If you're one of the millions of Americans who resolved to get in shape this year but lack motivation, booking a flight at an airport near you might be just the ticket to push you to feel the burn.

Whenever you fly, you're used to tossing your bags on a conveyor belt and then removing shoes and enough clothing to leave you just this side of bare-naked. Soon you'll get to stand with your arms out and legs spread so that a stranger huddled over a computer can peer at an image of virtually nude, lumpy you.

The stranger doesn't see your face, and you never see the stranger's face. But both of you will know that lurking under what's left of your clothing are more bumps and bulges than the Appalachian foothills have.

If you think I'm making light of the full-body scanners on order for airports across the country, you're right. For one thing, I saw these computer-generated images up close and personal last summer, after two of the machines were installed at Cleveland's airport. These images are not pornographic unless your sexual fantasies steer toward cartoon characters and robots, in which case "ew" doesn't begin to diagnose your issues.

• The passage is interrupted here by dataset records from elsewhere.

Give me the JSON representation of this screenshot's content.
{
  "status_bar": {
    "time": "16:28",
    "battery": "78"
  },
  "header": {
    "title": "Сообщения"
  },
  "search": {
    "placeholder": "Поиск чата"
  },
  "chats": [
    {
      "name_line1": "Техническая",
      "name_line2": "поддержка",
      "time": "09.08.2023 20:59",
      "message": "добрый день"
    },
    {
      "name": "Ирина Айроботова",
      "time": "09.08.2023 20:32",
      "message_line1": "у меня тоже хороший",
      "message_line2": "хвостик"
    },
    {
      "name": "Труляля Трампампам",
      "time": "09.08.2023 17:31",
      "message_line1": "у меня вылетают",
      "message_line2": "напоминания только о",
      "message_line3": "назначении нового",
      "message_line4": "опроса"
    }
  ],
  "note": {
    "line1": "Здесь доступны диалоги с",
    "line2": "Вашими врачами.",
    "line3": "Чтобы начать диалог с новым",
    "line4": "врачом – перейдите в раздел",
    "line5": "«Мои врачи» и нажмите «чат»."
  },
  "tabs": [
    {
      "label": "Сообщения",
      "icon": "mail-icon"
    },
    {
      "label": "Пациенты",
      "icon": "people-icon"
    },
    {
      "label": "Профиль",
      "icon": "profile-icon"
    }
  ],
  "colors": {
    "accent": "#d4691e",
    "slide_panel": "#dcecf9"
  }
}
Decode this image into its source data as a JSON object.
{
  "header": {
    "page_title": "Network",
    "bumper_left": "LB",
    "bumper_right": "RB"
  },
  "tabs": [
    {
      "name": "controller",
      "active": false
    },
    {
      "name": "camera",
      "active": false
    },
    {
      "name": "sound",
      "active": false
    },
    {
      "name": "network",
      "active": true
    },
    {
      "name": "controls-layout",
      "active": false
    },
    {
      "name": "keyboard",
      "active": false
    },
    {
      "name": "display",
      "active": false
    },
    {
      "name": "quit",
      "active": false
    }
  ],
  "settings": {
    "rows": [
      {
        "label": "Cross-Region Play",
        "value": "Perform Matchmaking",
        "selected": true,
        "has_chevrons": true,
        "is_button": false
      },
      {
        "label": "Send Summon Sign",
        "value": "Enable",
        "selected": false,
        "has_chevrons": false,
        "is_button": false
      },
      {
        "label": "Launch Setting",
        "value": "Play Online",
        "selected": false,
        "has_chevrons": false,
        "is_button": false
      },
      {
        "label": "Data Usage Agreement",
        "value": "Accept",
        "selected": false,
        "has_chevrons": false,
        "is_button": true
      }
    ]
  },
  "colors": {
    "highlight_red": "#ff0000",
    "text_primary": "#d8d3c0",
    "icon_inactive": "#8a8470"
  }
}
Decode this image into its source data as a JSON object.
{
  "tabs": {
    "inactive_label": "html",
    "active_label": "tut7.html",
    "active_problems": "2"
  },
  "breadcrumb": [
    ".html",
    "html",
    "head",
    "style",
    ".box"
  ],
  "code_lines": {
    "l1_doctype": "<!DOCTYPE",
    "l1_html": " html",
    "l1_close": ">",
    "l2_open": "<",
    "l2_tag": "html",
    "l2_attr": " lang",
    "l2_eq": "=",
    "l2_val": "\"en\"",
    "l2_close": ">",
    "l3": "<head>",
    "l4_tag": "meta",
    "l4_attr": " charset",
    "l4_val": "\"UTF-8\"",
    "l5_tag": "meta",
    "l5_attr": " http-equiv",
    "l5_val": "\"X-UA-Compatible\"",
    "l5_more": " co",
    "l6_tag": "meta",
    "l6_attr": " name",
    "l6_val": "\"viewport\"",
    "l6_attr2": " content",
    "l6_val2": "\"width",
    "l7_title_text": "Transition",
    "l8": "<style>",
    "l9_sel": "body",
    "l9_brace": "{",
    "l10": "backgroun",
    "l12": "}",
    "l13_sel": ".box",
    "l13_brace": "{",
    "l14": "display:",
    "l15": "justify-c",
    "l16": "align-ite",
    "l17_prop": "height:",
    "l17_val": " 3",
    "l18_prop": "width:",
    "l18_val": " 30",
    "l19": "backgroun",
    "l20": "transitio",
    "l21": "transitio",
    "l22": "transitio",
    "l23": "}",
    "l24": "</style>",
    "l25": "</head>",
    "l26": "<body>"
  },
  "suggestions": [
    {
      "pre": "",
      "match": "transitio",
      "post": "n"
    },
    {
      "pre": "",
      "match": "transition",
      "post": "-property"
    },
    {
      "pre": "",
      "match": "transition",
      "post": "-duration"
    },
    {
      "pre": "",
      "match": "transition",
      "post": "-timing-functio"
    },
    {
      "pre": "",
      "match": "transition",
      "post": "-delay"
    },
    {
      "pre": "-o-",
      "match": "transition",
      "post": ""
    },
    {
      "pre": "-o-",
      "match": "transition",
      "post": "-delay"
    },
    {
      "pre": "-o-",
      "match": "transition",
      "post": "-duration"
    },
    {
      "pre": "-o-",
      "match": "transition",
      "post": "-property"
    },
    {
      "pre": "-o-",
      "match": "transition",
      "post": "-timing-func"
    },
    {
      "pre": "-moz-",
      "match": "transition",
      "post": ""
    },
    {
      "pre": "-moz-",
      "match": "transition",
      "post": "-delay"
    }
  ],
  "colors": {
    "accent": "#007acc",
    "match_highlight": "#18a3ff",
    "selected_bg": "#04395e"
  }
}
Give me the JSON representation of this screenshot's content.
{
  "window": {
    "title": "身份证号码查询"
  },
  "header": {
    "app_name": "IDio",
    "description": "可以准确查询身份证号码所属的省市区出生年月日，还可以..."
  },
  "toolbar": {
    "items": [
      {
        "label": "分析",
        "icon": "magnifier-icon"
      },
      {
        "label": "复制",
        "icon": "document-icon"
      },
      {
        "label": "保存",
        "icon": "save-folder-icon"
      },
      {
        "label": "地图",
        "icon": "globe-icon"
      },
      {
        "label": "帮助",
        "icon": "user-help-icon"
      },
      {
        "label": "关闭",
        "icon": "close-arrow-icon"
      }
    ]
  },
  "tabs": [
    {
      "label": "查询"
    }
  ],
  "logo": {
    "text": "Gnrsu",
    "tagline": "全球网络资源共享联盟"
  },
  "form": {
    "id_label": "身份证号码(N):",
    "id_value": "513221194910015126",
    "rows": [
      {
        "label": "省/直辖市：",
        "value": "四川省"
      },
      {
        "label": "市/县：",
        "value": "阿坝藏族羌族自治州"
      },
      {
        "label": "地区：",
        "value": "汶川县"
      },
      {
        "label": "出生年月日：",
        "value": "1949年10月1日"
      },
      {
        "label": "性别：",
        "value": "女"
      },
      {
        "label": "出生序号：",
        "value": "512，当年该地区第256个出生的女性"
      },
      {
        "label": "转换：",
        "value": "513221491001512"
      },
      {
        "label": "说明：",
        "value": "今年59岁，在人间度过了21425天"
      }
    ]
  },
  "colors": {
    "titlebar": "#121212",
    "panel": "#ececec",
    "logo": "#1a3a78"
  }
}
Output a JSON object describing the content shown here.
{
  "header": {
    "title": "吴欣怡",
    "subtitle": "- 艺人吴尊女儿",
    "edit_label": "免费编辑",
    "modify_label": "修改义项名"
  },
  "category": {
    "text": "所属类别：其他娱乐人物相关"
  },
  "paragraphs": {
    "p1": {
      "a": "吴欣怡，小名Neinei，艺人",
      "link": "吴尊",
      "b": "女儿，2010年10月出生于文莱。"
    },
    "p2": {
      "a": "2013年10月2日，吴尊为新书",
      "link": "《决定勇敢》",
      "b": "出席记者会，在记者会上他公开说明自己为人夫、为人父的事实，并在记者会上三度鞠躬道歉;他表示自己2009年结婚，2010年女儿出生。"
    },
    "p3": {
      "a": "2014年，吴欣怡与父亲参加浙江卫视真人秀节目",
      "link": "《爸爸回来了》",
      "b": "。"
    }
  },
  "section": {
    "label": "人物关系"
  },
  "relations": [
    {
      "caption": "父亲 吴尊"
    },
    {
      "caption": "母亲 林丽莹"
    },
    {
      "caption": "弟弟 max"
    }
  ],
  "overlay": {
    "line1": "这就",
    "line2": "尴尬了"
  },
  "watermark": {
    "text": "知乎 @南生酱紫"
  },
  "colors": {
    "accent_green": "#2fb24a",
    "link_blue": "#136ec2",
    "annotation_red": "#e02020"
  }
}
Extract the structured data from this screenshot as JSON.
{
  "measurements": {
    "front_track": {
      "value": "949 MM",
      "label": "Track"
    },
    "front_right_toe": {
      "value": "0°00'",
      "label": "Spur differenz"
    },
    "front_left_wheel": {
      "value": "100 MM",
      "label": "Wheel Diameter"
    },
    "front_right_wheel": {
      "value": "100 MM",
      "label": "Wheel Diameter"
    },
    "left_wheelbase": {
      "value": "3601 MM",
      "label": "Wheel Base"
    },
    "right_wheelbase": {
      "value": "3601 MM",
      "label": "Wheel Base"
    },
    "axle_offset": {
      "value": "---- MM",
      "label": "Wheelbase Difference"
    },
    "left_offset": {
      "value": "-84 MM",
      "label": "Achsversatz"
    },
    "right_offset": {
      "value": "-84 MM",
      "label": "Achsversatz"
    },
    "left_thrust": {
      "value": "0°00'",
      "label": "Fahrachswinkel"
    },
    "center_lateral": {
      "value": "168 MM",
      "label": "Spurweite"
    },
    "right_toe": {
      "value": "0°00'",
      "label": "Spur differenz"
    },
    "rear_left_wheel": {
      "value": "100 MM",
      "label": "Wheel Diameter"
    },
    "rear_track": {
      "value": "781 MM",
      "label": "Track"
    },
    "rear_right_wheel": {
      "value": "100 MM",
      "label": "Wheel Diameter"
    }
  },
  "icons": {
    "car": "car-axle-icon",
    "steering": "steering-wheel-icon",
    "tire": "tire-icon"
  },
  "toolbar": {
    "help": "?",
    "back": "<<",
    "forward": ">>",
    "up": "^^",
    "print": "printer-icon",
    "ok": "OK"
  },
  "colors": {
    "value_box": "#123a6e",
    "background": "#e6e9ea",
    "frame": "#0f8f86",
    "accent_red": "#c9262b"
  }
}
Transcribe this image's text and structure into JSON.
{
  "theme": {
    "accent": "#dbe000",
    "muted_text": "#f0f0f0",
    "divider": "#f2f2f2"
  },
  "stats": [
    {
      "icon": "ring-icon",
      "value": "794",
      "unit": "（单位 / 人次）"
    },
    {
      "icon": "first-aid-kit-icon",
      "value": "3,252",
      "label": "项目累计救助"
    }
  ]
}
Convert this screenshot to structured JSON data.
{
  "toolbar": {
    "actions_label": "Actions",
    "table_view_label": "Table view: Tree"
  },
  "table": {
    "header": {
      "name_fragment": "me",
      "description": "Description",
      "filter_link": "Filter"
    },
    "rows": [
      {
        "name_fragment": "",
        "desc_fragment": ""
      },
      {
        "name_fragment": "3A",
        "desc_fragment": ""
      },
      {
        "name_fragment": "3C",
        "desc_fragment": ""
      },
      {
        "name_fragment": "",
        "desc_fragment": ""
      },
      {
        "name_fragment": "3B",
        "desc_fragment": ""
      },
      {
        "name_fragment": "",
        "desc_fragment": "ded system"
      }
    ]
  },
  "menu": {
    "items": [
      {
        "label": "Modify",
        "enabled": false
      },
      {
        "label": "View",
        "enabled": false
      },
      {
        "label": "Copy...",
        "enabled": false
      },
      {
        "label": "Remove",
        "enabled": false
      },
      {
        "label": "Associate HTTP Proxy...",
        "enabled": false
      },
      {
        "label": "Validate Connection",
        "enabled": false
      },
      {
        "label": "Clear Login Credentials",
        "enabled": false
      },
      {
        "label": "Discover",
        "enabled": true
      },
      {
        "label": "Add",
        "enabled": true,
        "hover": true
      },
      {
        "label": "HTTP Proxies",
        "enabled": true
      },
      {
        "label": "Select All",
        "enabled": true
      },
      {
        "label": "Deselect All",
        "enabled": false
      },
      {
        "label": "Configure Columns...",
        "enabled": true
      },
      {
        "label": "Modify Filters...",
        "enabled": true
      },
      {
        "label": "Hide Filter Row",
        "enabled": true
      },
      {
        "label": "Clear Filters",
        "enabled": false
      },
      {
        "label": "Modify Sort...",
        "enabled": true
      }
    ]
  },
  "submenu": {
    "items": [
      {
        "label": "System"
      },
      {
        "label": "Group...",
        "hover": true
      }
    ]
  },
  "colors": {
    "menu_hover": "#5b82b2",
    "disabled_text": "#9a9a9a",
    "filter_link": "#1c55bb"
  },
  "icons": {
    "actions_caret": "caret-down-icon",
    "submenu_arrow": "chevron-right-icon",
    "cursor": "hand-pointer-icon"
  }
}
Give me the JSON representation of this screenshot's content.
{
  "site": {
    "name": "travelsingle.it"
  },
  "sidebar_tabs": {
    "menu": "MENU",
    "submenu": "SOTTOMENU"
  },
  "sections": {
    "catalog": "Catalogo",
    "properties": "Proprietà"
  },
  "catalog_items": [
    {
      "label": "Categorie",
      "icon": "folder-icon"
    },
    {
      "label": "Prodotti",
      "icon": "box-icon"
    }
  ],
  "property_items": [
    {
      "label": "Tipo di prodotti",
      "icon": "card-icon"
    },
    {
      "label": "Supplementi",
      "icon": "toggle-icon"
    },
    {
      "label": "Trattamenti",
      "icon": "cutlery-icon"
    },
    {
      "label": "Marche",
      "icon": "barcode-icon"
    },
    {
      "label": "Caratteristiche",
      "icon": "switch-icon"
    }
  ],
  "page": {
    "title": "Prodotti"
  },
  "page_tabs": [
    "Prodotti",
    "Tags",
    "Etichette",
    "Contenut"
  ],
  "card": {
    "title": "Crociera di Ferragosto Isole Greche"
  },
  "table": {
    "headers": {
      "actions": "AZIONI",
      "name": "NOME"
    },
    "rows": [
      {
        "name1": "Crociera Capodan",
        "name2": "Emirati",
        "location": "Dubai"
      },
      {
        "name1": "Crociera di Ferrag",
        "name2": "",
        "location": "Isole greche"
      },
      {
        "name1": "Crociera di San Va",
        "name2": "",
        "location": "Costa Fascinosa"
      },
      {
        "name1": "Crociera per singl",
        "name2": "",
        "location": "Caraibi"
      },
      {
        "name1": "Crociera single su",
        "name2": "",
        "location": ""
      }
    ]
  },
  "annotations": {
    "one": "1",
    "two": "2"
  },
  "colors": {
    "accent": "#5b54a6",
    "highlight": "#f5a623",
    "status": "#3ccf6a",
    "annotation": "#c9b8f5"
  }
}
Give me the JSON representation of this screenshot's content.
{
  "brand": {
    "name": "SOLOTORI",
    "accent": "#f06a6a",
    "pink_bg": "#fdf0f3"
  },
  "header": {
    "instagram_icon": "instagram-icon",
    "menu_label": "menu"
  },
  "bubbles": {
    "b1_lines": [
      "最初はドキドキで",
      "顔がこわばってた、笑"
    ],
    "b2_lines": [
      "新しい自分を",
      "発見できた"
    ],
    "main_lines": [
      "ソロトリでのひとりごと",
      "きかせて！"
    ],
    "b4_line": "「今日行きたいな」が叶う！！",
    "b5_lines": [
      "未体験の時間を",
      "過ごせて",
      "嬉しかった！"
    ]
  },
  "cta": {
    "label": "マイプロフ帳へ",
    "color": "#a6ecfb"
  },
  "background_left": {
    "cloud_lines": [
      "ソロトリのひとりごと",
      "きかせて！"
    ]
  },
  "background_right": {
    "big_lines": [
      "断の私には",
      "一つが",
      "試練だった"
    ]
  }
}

More importantly, on Christmas Day we allegedly came this close to a would-be terrorist named Umar Farouk Abdulmutallab using plastic explosives sewn in his underwear to blow up a commercial flight headed for America. As I wrote just last summer, anyone wearing this travel accessory probably would not make it through a full-body scanner. But Abdulmutallab — a 23-year-old Nigerian with no coat, no luggage and cash for his ticket — ambled right through the metal detector in Amsterdam and onto Northwest Airlines Flight 253.

Not exactly Secret Agent Man.

Abdulmutallab's father had tried to warn American officials about his son. Reportedly, an initial search misspelled his name, so no one discovered he had a multiple-entry visa. This error is confounding to some of us. Enter a misspelled name in a Google search and you immediately are greeted with "Did you mean" in bright red letters, followed by the correct spelling.

It's a little unsettling to think that security systems haven't figured that one out.

The Transportation Security Administration has ordered 130 full-body scanners, which emit low-level X-rays and produce computer images that look like chalk drawings.

An additional 300 scanners are on order for next year.

There are numerous precautions to protect your privacy. The TSA screener who waves you through is not the one who sees your computer image, which is deleted as soon as you're cleared. The images can't be stored, printed or transmitted, and the person scanning the pictures is not allowed to bring a cell phone or camera into the room.

Nevertheless, some insist that these full-body scanners are a violation of privacy. It doesn't help when TV news anchors keep warning viewers about "graphic images" and praising grim-faced male volunteers as "brave" and "courageous" before walking in front of the scanners that pick up every piece of fake contraband they're wearing.

Last year, the American Civil Liberties Union championed the privacy of celebrities who live and work in Los Angeles and fear their computer images could be posted on the Internet. People who regularly expose themselves for money and attention probably don't make the best victims, and so lately we aren't hearing that argument much. Now we're talking about how Grandma should be able to keep her waist-highs to herself.

There are also protests from the usual cast of angry Americans who insist you can't trust the government to make travel any safer. A curious argument coming from an entire population of people who turn the key in the ignition and pull out onto roads paved, painted and policed by — how's this for coincidence? — the government.

Think about it. We carry licenses issued by the government, strap on seat belts required by the government and then follow any number of traffic laws passed by the government. We also assume that all the strangers sharing the road with us passed the same driver's test given by the government.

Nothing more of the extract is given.